Moreover, the plot allows assessing time-wise association of different biomarker effects by patient. Only patient 0004_00016 shows discrete elevation of ALP in parallel with peak ALT and AST, pointing towards a possible cholestatic component of liver injury. There are no apparent elevations of bilirubin parallel or subsequent to ALT elevations in any of the patients, confirming the rather benign nature of liver enzyme changes observed in the study.
Association with Concomitant Medication and Adverse Events
A particularly helpful graph to analyze association of liver test changes with adverse events and concomitant medication is a patient profile, defined as synoptic presentation of line plots for all three items along a shared time axis.
Figure 4 displays for an individual patient the ALT profile over time on top of the plot, concomitant medication and adverse events beneath. The horizontal red line in the top plot represents 3 × ULN for ALT. In the two lower plots, start and end times of concomitant medication intake and adverse events are displayed as blue triangles, the black line between associated triangles indicates ongoing concomitant medication or adverse event, respectively.

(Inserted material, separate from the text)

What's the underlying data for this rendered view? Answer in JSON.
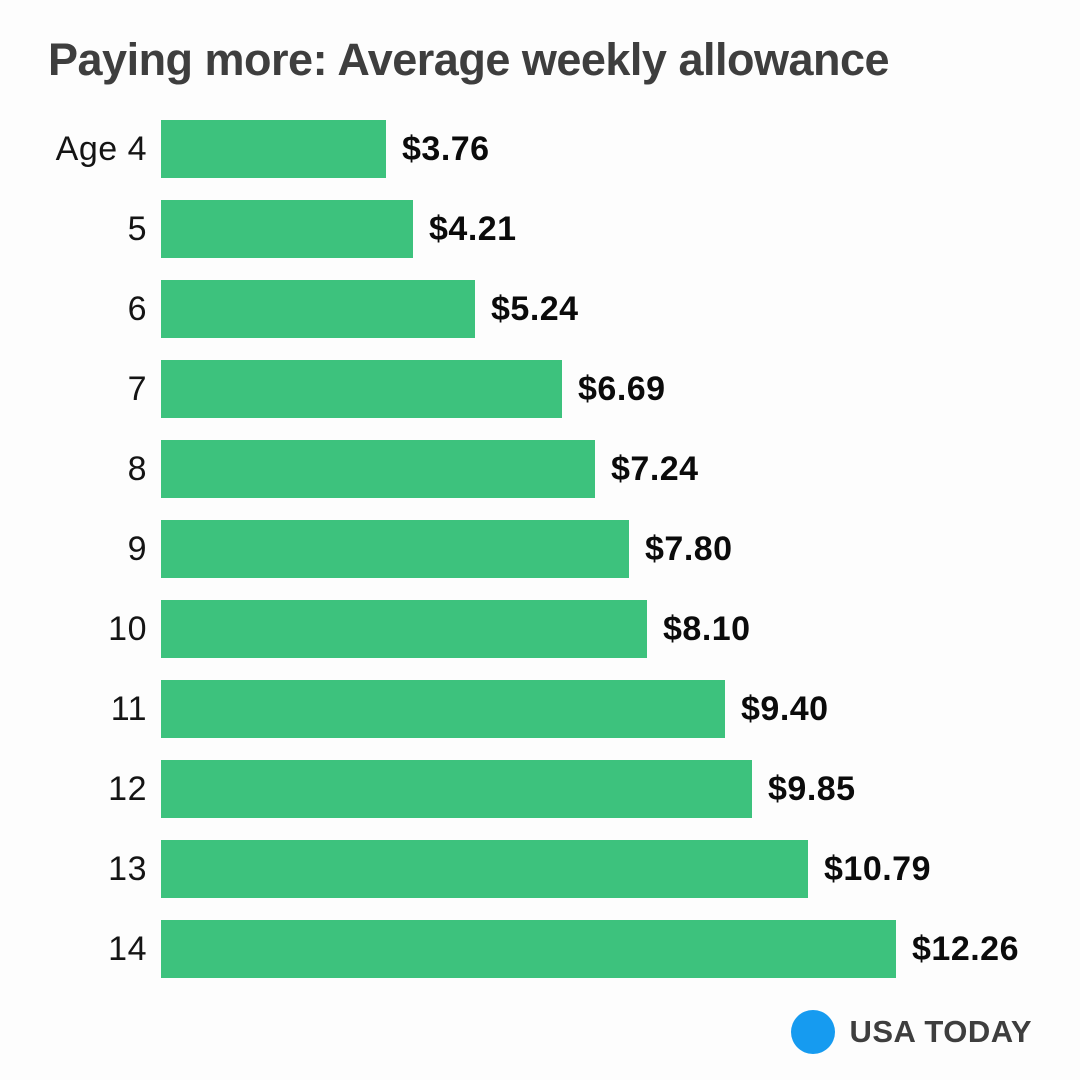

As displayed in the plot, the patient had taken an acetaminophen-containing medication, Nyquil™, and an ibuprofen-containing medication, Advil™, before the first ALT peak, and again Advil™, around the time of the second ALT peak. Both drugs might have been causally related to the ALT elevation. Moreover, the patient reported several adverse events of headache during the trial, one particularly preceding the second ALT peak. It is conceivable that the patient might have taken e.g. acetaminophen to treat his headache but forgotten to report this as concomitant medication.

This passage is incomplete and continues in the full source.